Before we buried ourselves in undergrowth again, I turned to look back. I can remember this. We were in the upper part of the garden, looking back and down. The moon was flowering. She had a kind of sanctuary of light round her, sapphire. All the garden was black and white. There was one tree between me and the lawns, the stillest tree that ever grew, a tree that grew when no one w
as looking. The trunk was huge and each branch splayed up to a given level; and there, the black leaves floated out like a level of oil on water. Level after horizontal level these leaves cut across the splaying branches and there was a crumpled, silver-paper depth, an ivory quiet beyond them. Later, I should have called the tree a cedar and passed on, but then, it was an apocalypse.
“Sammy! He’s gone.”
Johnny had undone the chicken wire and poked out his heroic head. The road was deserted. We became small savages again. We nipped through and dropped down on the pavement. We left the wall to be rebuilt and the tree to grow, unseen of us, in the garden.

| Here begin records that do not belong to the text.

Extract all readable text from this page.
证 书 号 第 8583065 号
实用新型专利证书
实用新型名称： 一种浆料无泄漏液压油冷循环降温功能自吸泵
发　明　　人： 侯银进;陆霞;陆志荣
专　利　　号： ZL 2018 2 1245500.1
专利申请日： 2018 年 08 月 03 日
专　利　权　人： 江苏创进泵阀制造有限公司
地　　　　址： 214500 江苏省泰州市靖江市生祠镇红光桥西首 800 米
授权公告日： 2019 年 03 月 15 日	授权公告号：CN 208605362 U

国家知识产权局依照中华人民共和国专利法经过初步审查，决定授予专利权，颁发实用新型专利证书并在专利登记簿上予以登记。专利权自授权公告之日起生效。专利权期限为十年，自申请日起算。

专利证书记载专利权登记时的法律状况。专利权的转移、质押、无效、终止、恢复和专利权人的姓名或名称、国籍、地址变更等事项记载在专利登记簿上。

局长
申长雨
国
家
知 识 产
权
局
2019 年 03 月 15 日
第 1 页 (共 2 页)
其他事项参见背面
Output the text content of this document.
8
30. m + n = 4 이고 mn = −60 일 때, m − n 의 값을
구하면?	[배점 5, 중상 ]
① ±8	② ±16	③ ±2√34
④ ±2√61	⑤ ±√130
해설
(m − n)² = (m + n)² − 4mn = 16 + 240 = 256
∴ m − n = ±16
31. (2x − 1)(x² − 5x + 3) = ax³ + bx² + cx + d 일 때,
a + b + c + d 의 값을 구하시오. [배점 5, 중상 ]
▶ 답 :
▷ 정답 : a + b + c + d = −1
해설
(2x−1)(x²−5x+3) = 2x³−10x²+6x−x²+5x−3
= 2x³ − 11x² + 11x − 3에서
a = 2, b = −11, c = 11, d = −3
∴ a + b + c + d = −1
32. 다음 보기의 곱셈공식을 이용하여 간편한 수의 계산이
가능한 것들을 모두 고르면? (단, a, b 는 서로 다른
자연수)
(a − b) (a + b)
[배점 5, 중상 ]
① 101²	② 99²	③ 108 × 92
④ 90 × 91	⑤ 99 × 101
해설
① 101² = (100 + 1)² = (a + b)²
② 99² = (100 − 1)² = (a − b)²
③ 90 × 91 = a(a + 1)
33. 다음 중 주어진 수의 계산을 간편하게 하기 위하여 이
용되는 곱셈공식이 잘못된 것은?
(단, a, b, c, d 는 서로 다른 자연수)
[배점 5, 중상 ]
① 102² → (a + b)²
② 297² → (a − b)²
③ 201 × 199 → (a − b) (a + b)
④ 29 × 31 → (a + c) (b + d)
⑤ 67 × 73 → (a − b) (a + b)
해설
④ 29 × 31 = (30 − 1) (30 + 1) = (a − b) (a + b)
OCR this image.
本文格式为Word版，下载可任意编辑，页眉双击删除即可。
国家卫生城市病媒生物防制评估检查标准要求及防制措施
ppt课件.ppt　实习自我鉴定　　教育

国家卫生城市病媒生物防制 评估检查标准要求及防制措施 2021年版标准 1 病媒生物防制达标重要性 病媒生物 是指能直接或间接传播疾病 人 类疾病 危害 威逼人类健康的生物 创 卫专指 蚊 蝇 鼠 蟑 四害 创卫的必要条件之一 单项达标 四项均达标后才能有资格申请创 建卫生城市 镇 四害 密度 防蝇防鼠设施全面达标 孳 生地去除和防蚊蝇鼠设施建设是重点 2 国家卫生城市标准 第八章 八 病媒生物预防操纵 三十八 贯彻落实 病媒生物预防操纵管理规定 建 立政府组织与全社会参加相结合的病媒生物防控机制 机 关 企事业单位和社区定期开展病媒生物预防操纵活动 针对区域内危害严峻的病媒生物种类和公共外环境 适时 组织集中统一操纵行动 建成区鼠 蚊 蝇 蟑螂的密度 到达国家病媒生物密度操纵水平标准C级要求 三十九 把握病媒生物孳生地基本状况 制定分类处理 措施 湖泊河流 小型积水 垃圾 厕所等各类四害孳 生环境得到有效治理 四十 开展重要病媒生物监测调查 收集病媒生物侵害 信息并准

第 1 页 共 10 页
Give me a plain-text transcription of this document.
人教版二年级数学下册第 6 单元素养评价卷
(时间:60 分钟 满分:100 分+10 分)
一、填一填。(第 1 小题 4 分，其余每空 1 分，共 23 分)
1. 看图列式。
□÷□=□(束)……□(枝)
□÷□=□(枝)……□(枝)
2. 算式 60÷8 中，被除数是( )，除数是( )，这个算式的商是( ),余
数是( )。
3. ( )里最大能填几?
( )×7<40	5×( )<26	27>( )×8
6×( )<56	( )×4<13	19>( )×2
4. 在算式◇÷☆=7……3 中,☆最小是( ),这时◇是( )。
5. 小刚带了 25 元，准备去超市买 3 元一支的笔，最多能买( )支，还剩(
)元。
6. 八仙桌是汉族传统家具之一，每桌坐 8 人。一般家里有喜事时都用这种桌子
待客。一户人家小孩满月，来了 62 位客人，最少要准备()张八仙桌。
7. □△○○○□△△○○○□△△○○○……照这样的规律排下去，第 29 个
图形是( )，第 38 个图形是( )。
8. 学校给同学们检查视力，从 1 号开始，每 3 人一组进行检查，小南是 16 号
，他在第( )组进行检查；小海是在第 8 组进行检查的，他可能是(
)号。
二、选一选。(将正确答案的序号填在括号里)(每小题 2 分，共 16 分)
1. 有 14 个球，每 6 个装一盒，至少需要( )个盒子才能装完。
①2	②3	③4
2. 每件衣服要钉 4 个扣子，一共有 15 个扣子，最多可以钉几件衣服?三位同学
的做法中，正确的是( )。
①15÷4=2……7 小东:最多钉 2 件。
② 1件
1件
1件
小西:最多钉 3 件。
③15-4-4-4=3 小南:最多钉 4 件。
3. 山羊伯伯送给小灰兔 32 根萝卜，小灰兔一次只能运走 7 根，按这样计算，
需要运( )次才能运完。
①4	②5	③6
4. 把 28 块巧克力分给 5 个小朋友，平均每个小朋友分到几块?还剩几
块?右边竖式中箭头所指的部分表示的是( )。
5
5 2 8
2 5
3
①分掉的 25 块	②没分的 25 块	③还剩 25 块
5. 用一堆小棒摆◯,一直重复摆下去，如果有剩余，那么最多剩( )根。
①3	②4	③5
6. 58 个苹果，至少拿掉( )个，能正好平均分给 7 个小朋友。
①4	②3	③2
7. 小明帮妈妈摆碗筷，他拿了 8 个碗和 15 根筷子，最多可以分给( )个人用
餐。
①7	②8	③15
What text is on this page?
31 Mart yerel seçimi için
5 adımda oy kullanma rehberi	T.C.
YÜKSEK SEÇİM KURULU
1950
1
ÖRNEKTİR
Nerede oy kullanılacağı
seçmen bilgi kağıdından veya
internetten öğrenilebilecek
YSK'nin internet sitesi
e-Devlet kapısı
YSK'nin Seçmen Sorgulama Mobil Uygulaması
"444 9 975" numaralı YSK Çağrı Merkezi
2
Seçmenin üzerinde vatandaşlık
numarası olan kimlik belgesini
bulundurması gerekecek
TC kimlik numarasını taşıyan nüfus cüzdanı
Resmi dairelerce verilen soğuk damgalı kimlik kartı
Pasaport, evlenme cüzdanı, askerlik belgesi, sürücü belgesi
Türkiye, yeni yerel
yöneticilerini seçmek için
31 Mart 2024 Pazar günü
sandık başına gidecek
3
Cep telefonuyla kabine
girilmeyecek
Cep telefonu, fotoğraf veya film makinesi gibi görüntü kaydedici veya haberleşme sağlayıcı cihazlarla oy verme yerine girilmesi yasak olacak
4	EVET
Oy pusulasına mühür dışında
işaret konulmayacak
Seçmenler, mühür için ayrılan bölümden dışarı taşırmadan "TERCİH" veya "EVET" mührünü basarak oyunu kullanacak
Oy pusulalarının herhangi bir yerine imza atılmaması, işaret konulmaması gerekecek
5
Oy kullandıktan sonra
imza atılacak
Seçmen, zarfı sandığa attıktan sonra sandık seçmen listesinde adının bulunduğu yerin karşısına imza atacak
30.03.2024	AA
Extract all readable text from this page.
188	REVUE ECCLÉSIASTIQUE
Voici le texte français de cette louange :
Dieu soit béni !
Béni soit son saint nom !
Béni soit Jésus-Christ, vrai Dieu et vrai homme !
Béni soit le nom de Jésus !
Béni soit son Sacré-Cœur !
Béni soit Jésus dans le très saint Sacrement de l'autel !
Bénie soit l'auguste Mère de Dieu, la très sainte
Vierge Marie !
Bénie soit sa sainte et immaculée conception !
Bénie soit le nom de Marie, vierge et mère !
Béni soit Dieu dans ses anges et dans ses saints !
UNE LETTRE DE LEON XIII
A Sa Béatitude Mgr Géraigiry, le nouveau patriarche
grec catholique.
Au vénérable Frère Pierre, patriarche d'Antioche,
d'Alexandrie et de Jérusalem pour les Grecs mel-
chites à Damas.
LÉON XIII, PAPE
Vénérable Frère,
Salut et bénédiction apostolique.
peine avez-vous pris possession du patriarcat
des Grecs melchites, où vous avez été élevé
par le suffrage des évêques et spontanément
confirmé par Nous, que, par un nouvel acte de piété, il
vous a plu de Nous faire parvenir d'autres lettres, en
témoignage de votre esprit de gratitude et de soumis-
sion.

I see now what I am looking for and why these pictures are not altogether random. I describe them because they seem to be important. They contributed very little to the straight line of my story. If we had been caught—as later I was indeed caught—and taken by the ear to the general, he might have set in motion some act that changed my whole life or Johnny’s. But they are not important in that way. They are important simply because they emerge. I am the sum of them. I carry round with me this load of memories. Man is not an instantaneous creature, nothing but a physical body and the reaction of the moment. He is an incredible bundle of miscellaneous memories and feelings, of fossils and coral growths. I am not a man who was a boy looking at a tree. I am a man who remembers being a boy looking at a tree. It is the difference between time, the endless row of dead bricks, and time, the retake and coil. And there is something even more simple. I can love the child in the garden, on the airfield, in Rotten Row, the tough little boy at school because he is not I. He is another person. If he had murdered, I should feel no guilt, not even responsibility. But then what am I looking for? I am looking for the beginning of responsibility, the beginning of darkness, the point where I began.
Philip Arnold was the other side of our masculine triangle. How shall I describe Philip? We had moved on from the infants’ school. We were boys in a boy’s school, elementary school, windy and asphalt. I was tough, sturdy, hard, full of zest. There is a gap between the pictures of Sammy Mountjoy with Evie and Sam Mountjoy with Johnny and Philip. One was a baby and the other a boy; but the steps have vanished. They are two different people. Philip was from outside, from the villas. He was pale, physically an extreme coward and he seemed to us to have a mind like a damp box of matches. Yet neither the general nor the god on the airfield, nor Johnny Spragg, nor Evie nor even Ma, altered my life as Philip altered it.